In realtà la questione risulta essere parecchio complessa e ci potrebbe portare a dover guardare oltre il dito pure la luna. In un recente intervento uscito sul blog ‘naufraghi.ch’, il granconsigliere Giuseppe Sergi afferma che “quella dell’esplosione dei costi è una narrazione che va rifiutata, perché tutta tesa a giustificare l’aumento dei premi”. Grafici alla mano, Sergi dimostra come nell’ultimo decennio il rapporto tra spesa sanitaria e Pil sia rimasto perlopiù stabile. E come tale rapporto, in un paragone con altre economie avanzate (Stati Uniti, Germania, Francia) veda la Svizzera completamente in linea.

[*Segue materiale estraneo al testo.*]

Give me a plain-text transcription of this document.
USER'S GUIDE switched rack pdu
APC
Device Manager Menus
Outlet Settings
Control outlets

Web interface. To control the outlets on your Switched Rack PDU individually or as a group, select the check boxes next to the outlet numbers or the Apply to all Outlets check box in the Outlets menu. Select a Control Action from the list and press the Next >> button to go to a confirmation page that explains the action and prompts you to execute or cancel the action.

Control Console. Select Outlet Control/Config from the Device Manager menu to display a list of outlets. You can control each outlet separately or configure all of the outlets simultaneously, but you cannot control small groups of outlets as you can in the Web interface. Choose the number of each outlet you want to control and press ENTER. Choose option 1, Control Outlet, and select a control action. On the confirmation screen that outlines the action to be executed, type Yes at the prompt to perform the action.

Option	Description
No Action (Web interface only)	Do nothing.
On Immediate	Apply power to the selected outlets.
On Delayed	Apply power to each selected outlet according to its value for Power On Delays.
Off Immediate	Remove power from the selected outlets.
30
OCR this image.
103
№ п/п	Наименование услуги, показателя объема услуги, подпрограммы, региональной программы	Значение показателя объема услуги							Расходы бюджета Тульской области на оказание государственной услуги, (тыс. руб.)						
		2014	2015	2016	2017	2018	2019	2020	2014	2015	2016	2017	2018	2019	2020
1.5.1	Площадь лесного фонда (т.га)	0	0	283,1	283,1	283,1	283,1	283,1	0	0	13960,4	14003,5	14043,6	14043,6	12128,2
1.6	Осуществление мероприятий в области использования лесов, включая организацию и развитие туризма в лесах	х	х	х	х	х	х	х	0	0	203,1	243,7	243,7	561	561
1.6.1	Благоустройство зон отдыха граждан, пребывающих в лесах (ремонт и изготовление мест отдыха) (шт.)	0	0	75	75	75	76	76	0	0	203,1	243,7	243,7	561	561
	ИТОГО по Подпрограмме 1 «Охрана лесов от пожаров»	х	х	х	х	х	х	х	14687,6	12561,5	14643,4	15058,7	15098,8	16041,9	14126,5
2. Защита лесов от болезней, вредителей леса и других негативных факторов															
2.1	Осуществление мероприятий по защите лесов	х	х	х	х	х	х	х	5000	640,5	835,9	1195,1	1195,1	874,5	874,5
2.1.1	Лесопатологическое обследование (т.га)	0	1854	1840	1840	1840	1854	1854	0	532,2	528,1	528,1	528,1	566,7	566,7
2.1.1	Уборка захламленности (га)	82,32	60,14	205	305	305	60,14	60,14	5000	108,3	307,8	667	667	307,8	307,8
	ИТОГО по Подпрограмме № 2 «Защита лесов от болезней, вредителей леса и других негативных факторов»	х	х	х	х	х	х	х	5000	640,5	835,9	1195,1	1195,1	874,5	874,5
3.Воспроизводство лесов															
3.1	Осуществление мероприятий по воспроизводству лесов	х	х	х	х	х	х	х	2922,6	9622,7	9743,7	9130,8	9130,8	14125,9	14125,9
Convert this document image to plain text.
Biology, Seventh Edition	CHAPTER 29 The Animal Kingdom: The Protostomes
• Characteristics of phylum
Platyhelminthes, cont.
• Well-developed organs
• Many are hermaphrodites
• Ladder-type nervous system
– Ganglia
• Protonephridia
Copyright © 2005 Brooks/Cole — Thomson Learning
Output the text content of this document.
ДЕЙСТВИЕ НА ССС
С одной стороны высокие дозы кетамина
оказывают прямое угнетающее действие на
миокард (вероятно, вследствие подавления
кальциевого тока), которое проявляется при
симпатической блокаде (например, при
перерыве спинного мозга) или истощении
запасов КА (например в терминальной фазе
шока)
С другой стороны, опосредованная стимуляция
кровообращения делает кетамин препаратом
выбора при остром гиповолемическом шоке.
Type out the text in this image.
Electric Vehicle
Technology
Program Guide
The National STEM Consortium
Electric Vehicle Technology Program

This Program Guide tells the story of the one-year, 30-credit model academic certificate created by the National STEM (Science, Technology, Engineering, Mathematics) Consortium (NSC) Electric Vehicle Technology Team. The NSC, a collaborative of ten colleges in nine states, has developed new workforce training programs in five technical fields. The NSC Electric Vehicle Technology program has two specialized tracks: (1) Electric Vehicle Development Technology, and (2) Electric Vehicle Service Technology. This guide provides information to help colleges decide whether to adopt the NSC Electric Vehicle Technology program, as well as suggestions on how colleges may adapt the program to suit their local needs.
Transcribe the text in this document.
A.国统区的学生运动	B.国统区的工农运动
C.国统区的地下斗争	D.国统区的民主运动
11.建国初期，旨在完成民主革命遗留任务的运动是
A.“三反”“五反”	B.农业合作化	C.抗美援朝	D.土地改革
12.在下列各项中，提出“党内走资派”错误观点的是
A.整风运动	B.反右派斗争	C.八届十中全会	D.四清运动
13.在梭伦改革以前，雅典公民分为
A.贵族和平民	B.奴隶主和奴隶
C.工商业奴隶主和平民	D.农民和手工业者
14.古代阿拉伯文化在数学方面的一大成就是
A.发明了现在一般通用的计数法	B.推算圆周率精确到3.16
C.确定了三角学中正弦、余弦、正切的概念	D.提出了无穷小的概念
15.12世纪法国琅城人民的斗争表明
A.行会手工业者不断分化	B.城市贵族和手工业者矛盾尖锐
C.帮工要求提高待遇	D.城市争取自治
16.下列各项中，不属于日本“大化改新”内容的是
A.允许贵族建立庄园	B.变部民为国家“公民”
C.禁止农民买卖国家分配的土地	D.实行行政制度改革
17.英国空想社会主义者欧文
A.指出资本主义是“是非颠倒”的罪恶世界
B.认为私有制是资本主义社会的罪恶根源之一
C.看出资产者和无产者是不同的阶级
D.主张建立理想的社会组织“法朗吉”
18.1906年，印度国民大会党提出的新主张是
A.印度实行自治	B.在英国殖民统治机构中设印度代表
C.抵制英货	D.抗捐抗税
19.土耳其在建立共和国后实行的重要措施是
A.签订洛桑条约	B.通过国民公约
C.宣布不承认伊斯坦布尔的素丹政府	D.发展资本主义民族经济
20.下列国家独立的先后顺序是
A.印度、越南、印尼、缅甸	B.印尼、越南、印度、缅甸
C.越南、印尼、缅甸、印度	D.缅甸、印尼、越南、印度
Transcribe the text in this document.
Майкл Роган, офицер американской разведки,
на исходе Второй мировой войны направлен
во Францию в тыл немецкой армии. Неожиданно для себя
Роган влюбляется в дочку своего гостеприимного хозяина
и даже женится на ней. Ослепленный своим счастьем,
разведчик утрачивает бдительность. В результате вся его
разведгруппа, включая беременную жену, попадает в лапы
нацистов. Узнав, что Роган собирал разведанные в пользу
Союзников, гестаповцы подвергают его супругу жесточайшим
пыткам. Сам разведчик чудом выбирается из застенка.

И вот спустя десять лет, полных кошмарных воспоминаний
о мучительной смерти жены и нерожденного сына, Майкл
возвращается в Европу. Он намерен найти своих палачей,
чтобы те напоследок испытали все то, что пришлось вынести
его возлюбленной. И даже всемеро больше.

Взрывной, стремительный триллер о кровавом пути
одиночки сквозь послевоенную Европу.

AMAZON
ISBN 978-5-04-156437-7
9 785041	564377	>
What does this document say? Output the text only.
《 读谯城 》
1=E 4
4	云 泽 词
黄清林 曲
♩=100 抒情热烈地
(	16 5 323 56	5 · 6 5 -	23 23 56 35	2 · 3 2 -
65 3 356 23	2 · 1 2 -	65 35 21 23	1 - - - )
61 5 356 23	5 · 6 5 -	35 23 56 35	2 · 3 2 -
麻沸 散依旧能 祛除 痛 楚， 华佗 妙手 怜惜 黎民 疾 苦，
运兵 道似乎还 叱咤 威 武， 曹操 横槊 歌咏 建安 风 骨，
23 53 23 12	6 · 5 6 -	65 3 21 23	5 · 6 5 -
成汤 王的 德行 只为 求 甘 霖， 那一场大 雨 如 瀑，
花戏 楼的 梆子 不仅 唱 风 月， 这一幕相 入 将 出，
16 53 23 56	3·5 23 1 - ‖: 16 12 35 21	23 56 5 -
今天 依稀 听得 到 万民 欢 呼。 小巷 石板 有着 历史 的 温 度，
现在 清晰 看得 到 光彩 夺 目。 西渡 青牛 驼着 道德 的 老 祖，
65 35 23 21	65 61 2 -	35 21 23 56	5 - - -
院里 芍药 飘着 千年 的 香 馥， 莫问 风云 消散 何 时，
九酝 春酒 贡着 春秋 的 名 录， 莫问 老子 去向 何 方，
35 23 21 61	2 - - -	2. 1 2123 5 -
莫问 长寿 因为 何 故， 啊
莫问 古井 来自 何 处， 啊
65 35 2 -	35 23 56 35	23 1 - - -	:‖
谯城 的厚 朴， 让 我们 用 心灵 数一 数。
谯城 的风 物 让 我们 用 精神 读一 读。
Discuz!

Ergo, il vero nodo sta alla radice: il bene collettivo “salute pubblica” lasciato in mano ai privati viene finanziato attraverso un’imposizione regressiva che prevede dei premi trasversali che “colpiscono” la popolazione in maniera inversamente proporzionale (minore è il reddito, maggiore è il peso dei premi sul budget familiare). È vero, ci sono dei correttivi: i sussidi. Ma questi intervengono a posteriori ed escludono dalla cerchia dei beneficiari una buona fascia della cittadinanza, cioè il ceto medio. Inoltre lo stato di degrado avanzato del modello LAMal presuppone una sempre maggior partecipazione pubblica in materia di sussidi, andando così ad appesantire le finanze di Confederazione e Cantoni. Un mucchio di cerotti, insomma. Come le misure che la politica federale partorisce con una certa ricorrenza per cercare di tamponare l’emorragia (ovvero, porre un freno ai costi); misure spesso sabotate dall’interno di un sistema in cui le lobby delle varie corporazioni tendono a prevalere.
Intrappolati in un autentico circolo vizioso, sarebbe forse l’ora di aprire un serio dibattito – nel frattempo perlomeno cantonale – che punti a un cambio di paradigma in tempi piuttosto brevi. In ogni caso prima che certi estremisti che non ci mancano, obnubilati da una sorta di euforia, inizino (continuino?) ad addossare stigmi a chicchessia.